# Mapmaking Discussion & Philosophy (WIP/Critique) > Virtual Tabletop/Battlemap Mapping >  Hedge Maze

## wdmartin

Here's a hedge maze.  Photoshop with CGtextures material.

Gridless:


100px grid:


50px grid:


It was initially designed for a 100px grid, but I decided I liked 50px better.  It allows more maneuvering room in the narrow lanes.

----------


## Domino44

This looks really good!

----------


## Chick

Very cool!

----------


## Meshon

Wow, really nice! Oh darn, I'm already lost. While I'm finding my way outta here, I might suggest adding a bit of roughness to the edges of the hedge walls? My compliments to the arborist, but it might look more leafy. You could try stroking the transparency selection of the hedge wall layer with a small, jittery, grunge brush. If that doesn't make any sense, let me know  :Smile: 

cheers,
Meshon

----------


## Bogie

Nice maze, I may spring that on my players.

----------


## zeichen

wow I like that a lot. Definitely add some more shading to the interior walls. Those kind of hedges are quite dark. Perhaps add some benches to sit on or other garden sculptures. 
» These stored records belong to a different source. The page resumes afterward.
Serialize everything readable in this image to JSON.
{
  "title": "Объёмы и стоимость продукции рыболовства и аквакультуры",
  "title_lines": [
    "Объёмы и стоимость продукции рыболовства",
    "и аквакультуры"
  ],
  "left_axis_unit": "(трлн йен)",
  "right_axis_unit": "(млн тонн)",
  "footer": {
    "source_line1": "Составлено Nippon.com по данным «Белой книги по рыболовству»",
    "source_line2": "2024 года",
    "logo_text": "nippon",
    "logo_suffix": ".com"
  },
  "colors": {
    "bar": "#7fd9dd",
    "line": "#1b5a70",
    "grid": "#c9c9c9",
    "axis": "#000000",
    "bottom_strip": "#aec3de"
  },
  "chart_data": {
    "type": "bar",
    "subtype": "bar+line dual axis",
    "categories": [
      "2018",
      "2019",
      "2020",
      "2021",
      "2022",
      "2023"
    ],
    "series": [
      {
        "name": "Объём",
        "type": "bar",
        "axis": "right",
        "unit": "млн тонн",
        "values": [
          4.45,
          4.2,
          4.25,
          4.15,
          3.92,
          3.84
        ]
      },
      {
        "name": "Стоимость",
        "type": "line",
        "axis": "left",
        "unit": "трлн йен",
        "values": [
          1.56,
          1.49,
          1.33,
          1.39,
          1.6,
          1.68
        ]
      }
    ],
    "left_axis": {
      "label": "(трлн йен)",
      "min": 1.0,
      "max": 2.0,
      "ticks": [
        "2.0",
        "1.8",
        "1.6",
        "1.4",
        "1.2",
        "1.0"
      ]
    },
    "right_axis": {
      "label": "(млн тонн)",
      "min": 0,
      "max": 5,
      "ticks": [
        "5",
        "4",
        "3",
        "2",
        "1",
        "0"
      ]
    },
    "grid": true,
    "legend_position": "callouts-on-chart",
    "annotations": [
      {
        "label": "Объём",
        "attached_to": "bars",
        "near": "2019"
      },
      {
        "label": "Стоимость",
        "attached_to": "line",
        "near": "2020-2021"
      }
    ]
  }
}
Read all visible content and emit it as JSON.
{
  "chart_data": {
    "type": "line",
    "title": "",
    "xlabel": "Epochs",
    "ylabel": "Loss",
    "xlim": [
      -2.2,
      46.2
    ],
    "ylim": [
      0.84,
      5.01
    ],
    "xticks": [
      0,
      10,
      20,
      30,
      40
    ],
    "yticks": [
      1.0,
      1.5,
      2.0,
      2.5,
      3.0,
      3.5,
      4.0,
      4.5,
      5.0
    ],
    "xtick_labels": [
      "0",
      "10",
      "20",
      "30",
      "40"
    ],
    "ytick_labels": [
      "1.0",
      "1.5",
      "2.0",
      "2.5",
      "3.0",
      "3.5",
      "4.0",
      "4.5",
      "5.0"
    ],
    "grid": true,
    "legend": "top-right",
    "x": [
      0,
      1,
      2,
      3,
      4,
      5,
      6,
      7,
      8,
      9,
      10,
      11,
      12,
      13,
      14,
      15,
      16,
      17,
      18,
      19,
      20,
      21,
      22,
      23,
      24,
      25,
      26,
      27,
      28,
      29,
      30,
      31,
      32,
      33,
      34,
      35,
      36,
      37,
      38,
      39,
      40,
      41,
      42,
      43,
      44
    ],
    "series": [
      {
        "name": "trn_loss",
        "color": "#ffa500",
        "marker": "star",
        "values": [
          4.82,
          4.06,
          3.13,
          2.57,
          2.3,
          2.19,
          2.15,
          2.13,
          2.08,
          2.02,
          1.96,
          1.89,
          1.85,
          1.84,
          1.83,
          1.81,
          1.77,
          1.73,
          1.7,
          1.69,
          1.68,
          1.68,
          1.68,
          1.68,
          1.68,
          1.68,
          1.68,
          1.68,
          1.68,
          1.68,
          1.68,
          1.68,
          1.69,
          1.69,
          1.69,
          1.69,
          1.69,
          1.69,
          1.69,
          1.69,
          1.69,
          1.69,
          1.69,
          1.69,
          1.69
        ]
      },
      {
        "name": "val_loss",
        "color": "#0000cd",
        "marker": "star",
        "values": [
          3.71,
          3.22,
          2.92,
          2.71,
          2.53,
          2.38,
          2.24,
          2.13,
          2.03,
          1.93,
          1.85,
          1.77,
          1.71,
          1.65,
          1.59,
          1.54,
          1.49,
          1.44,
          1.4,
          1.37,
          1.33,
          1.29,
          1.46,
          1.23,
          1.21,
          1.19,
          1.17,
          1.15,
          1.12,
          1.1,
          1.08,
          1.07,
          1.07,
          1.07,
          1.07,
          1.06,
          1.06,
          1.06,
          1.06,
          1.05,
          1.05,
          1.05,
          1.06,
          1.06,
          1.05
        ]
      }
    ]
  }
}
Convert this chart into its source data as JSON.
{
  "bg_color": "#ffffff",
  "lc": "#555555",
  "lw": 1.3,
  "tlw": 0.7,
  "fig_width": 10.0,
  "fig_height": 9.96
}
One thing to give it a more natural feel would be to put your texture as a brush and use a rough sided brush. The easiest way would be to use some filters like distort. Or just use some shading effects by masking layers.  A hedge is going to have a lot of tonal variation which is hard to get with just one texture.

----------


## wdmartin

> You could try stroking the transparency selection of the hedge wall layer with a small, jittery, grunge brush.


Oo, that's a good technique!  I never knew you could do that, but I found a tutorial on stroking a path with a brush that was simple enough to adapt to this purpose.

Here are revised maps:

Gridless


50px grid


100px grid


In addition to roughing up the edges of the hedges, I darkened the shadows a good bit, as suggested by zeichen.  The original had 2 shadow layers, like this:

flood-filled #002063
mode: multiply
opacity: 16% for large soft shadows, 32% for sharper, darker shadows near the base of the walls

The revised version has three shadow layers.  The two existing one both got increased by 16% opacity to 32% and 48%, then I added a third shadow layer at 16% opacity and put in some even larger soft shadows.

I forbore to add statuary or benches.  They weren't needed for my game, and anyway that's a fairly easy mod to make if anyone needs such a thing.

----------


## zeichen

that really does look better. I do like Meshons trick for stroking the path. I need to look into that more. It opens up a lot of possibilities and definitely saves production time. 

Using Meshon's cobblestone path technique would be cool in there also. Match the path with cobblestones instead of grass floor would look really cool. 

Really inspirational piece you made. Thanks again for sharing.

----------